# my new snakehead



## nitrofish (Jan 14, 2003)

they are realy small right now, but thats ok, I don't mind. there cute little buggers


----------



## LaZy (Jun 17, 2003)

Nice guys what kind eh


----------



## lemmywinks (Jan 25, 2004)

nice


----------



## Lonald (Jan 10, 2004)

awsome


----------



## nitrofish (Jan 14, 2003)

I don't knw how to spell it, but ill give it a try, gachua .

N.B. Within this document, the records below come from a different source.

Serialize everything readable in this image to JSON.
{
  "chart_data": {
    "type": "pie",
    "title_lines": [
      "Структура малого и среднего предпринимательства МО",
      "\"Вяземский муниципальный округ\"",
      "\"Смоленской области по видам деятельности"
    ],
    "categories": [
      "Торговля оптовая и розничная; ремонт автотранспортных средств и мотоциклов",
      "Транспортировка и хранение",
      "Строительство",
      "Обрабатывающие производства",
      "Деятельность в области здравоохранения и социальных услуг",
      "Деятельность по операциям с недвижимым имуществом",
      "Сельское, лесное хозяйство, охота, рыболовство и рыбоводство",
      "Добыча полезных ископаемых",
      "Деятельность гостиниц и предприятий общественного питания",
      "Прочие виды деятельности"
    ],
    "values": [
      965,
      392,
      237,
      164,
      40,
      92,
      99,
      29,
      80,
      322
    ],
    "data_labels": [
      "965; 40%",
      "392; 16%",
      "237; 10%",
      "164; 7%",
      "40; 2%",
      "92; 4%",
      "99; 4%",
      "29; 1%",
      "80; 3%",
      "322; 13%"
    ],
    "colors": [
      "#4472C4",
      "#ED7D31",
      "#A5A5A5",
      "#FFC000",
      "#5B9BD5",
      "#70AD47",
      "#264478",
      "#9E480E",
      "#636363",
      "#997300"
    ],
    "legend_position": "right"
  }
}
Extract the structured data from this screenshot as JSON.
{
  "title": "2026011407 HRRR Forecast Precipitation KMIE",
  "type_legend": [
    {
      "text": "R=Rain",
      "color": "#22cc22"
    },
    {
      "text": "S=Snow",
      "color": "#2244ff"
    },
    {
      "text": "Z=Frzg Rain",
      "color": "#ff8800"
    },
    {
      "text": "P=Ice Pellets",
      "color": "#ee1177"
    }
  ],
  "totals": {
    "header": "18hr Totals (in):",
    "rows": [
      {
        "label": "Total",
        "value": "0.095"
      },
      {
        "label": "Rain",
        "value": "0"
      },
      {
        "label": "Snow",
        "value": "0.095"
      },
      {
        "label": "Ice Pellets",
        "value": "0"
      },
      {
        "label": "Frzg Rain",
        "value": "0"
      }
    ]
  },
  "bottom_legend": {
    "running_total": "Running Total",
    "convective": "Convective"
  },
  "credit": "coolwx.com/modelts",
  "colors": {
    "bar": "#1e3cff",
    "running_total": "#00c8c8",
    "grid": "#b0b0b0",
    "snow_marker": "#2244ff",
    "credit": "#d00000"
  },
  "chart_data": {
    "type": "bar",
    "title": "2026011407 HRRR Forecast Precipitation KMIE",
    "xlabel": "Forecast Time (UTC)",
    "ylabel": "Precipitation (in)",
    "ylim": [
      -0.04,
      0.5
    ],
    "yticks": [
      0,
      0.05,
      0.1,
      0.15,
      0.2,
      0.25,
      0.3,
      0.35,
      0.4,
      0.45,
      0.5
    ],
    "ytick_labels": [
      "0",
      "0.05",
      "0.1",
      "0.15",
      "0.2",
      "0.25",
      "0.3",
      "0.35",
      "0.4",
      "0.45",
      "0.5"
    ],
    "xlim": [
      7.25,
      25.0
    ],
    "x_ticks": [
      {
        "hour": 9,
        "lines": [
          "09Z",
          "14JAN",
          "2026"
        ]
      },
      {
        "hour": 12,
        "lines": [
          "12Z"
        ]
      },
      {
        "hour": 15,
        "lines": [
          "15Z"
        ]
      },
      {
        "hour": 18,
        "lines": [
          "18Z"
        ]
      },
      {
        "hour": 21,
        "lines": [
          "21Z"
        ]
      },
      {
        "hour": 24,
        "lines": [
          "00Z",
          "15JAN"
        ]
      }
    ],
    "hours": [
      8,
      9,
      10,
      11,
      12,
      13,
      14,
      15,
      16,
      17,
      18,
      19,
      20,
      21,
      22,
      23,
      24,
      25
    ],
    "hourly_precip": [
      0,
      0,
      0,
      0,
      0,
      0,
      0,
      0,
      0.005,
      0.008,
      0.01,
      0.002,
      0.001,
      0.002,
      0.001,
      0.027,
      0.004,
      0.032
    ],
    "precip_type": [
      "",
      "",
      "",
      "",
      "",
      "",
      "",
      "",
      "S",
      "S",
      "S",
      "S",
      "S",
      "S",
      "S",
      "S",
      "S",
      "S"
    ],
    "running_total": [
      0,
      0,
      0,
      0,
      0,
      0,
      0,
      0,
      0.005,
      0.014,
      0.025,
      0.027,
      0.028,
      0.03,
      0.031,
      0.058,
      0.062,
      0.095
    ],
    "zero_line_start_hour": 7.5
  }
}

anyway, they are dwarf snakeheads :nod:


----------



## SLANTED (Dec 7, 2003)

Very nice pick up man. I just sold my last gachua today also. Those guys are a blast. Make sure that tank is covered bro.


----------



## Atlanta Braves Baby! (Mar 12, 2003)

How big do those get?


----------



## con man (Mar 7, 2004)

8=9 inches they breed by 4in im pretty sure

i want some

i have a nice planted 29 from a buy that didnt go threw.. maybe some leafish and a couple gachuas...


----------



## timmy (Mar 29, 2004)

Where are you getting them???


----------



## benefit (Sep 3, 2003)

Nice gachuas. Keep that tank covered. Mine jumped out through a tiny hole smaller than a half inch with the water lowered about 4 inches.


----------



## booger (Mar 8, 2004)

I want one bad!!!


----------



## timmy (Mar 29, 2004)

booger said:


> I want one bad!!!


 I second that!


----------



## con man (Mar 7, 2004)

there a pain in the ass to get in ct.. still dont have them and ive been lookin for almost a year now


----------



## phil me in (Jun 6, 2004)

nice!!!!!!!!


----------



## StuartDanger (Aug 7, 2003)

get a condensation tray if you have a lip in your tank, that will stop them jumping out.


----------